5) Hitler è andato al potere nel 1933, ma nel 1923 è un caporale finito in galera nella prima guerra mondiale che però scrive delle osservazioni sull’Unione Americana: quali?

6) Che cosa veniva insegnato in un problema di matematica a un bambino della scuola elementare tedesca? E che cosa veniva insegnato nei licei tedeschi negli anni Trenta?

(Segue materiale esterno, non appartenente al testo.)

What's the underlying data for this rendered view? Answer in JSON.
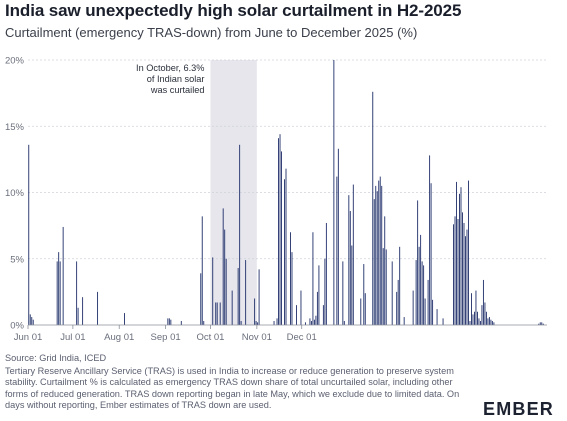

7) Nel 1933 in Germania viene varata la legge sulla sterilizzazione, appoggiata dalla propaganda, dai manifesti e da documentari “scientifici”, perché le corti genetiche istituite precedentemente avevano censito 500000 cittadini geneticamente inaccettabili. Ma inaccettabili per chi e perché?

8) Furono inviate delle circolari ai medici di famiglia e alle ostetriche che dovevano segnalare i minori nati malformati con malattie genetiche e ai direttori dei manicomi: ma chi dovevano segnalare?

9) Fra i sei centri per l’eutanasia, si ricorda soprattutto Aktion T4 dove furono censiti e poi uccisi 5000 bambini, affetti da malformazioni o handicap, mediante iniezioni letali e malati di mente uccisi con il gas e poi cremati. Ma in particolare come riuscirono a ingannare i genitori di questi bambini che diedero il consenso al trattamento, non immaginando però che avrebbe portato alla morte i loro figli?

10) Aktion T4 fu attivo dal 1 settembre 1939 al 1 settembre 1941, perché ad un certo punto Hitler lo chiuse? Anche un dittatore può aver bisogno di consenso? Qualcuno aveva iniziato a capire che cosa si faceva realmente in questi centri?